As the team began taking machine gun fire from another fortified enemy position only 12 meters away, Sergeant Chapman deliberately moved into the open to engage the new enemy position. As he heroically fought the enemy, he was struck by a burst of gunfire. Miraculously Sergeant Chapman regained his faculties and continued to fight relentlessly despite his severe wounds. He exposed himself to fire from a second position and protected the bulk of the remaining Seal and Delta force.
In doing so, he battled multiple enemy fighters for 40 minutes. By the time the quick reaction force arrived, Sergeant Chapman had paid the ultimate sacrifice. In the performance of these remarkably heroic actions, Sergeant Chapman is credited with saving the lives of 23 of his teammates.
Sergeant Chapman was originally awarded the Air Force Cross for his actions, but following a review of Air Force Cross and Silver Star recipients directed by then-Secretary of Defense Ash Carter, the Secretary of the Air Force recommended Sergeant Chapman’s Air Force Cross be upgraded to the Medal of Honor. This posthumous award was presented to Valerie Chapman Nessel on August 22, 2018.

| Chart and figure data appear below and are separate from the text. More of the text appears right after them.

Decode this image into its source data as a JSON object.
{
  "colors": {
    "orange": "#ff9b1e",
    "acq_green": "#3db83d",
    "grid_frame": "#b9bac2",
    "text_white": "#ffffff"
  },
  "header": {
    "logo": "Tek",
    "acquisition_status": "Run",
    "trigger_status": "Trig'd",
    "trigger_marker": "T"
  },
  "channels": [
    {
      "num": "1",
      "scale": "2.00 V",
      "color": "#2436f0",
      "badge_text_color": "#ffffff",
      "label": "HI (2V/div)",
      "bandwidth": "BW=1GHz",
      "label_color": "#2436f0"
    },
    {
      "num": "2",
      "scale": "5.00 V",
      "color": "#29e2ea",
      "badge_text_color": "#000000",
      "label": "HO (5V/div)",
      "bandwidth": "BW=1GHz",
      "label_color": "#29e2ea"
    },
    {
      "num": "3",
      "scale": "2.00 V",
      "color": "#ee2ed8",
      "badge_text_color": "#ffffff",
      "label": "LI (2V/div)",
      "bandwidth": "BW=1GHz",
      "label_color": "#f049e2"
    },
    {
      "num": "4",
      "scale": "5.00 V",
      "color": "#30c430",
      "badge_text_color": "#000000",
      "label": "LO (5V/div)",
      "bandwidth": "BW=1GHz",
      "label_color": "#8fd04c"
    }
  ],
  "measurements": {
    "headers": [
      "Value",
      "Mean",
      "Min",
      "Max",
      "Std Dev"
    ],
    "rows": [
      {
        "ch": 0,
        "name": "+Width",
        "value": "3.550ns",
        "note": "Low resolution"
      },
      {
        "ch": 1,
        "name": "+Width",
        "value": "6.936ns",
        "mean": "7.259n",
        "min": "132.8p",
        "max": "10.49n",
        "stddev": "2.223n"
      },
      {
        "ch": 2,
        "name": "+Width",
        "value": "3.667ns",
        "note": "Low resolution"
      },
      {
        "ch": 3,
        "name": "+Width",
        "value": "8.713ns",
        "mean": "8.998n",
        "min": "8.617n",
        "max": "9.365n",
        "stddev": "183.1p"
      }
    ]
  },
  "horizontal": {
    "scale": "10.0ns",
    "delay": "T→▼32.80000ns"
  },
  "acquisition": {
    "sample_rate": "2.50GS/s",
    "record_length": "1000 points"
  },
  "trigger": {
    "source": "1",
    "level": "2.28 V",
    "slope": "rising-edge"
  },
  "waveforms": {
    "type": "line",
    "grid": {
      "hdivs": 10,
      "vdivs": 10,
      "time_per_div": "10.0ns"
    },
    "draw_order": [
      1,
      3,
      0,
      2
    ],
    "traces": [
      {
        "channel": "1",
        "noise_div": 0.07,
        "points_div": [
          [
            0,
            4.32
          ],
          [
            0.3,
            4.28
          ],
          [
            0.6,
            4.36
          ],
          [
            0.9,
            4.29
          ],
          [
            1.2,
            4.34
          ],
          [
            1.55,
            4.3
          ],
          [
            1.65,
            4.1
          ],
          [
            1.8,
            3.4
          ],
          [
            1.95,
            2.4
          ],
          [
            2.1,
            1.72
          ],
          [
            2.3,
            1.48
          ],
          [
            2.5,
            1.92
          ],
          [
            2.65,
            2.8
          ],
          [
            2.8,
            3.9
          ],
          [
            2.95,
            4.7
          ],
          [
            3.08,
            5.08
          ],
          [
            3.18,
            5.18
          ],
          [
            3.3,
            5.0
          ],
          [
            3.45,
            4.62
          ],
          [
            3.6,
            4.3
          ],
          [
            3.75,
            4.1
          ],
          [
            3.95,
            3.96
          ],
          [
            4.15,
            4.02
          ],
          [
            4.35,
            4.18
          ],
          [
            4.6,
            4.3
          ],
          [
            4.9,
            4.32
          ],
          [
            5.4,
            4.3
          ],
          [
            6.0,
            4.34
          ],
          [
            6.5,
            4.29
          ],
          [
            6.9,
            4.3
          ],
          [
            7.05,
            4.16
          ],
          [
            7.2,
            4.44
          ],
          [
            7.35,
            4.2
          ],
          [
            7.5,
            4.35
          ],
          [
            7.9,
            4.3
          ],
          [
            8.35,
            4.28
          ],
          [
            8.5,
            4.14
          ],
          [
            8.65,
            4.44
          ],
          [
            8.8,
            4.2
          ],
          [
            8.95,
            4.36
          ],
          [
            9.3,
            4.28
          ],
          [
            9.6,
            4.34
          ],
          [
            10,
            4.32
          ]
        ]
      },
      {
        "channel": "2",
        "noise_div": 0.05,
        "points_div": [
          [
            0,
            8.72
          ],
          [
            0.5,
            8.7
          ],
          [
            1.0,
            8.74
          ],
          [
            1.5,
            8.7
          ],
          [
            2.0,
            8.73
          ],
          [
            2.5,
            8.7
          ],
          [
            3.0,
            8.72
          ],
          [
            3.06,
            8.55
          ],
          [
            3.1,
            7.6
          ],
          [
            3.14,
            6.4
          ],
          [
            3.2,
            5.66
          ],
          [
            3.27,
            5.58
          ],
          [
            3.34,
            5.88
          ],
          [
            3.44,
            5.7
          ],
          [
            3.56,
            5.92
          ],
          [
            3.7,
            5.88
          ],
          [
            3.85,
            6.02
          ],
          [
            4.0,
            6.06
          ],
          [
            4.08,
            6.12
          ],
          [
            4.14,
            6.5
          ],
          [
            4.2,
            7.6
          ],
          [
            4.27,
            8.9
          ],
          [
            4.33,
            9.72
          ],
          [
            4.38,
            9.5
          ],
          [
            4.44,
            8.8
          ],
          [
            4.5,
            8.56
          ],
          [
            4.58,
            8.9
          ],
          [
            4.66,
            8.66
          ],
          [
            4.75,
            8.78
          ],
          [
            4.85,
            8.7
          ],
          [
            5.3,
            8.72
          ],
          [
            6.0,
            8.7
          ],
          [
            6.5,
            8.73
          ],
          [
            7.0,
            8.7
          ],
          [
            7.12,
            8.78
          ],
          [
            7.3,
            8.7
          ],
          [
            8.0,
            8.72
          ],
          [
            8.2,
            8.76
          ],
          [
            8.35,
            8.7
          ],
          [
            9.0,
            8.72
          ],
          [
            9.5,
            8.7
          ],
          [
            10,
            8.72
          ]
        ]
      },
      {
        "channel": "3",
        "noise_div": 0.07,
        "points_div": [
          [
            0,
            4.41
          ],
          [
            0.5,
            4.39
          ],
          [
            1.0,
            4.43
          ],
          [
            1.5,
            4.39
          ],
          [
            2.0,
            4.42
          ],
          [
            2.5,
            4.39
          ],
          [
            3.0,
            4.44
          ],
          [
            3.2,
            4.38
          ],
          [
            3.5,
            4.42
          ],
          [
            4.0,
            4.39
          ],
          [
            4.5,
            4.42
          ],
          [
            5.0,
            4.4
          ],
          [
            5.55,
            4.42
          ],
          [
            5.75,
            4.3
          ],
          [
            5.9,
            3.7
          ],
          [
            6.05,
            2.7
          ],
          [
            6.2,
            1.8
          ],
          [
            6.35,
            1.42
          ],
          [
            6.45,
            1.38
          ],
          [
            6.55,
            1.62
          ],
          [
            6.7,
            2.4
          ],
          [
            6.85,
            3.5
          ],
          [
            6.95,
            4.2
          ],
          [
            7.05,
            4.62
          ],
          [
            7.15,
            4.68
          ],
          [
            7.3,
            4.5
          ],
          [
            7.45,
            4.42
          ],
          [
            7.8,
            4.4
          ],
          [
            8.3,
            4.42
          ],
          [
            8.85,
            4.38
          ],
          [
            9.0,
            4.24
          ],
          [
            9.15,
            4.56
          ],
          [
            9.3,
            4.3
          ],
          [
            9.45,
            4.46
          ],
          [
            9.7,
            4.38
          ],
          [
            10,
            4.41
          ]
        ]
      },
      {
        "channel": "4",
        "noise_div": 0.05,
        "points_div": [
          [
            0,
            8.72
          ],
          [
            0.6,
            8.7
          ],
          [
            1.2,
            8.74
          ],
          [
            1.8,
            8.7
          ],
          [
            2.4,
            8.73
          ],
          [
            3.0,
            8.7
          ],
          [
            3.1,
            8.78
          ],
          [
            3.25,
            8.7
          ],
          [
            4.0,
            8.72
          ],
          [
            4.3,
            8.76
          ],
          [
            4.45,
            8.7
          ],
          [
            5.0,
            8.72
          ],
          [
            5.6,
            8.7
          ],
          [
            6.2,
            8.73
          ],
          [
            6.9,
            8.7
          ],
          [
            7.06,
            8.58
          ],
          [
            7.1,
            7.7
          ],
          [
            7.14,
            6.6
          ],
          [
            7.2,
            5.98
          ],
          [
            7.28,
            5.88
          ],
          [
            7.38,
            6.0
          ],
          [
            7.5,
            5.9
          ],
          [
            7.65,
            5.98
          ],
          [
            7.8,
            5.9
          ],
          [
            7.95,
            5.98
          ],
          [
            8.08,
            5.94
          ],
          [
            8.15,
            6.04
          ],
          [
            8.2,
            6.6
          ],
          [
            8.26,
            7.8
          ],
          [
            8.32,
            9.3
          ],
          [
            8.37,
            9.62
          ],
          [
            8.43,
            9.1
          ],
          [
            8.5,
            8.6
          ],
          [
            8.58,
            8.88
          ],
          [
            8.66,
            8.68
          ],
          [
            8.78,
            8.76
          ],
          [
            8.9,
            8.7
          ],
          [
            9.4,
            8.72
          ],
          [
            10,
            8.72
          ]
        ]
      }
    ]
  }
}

In the book, there is a photo of a SEAL Team Six Memorial where Chapman is the first non-SEAL whose name appears on the shrine.
Allow me to quote the authors: “…today’s Combat Controllers remain the deadliest individuals to walk in the history of warfare, with power and expertise to orchestrate the destruction of key strategic targets or hundreds of enemy at a time on any battleground onto which they step…”
I urge our readers to go online and search for the John A. Chapman Medal of Honor. There you will find the most incredible video of the actual scenes we just recounted. You will be amazed. The voice describing the action is Dan Schilling, a 30-year veteran and a hero in the “Black Hawk Down” operation in October 1993, where he saved two lives.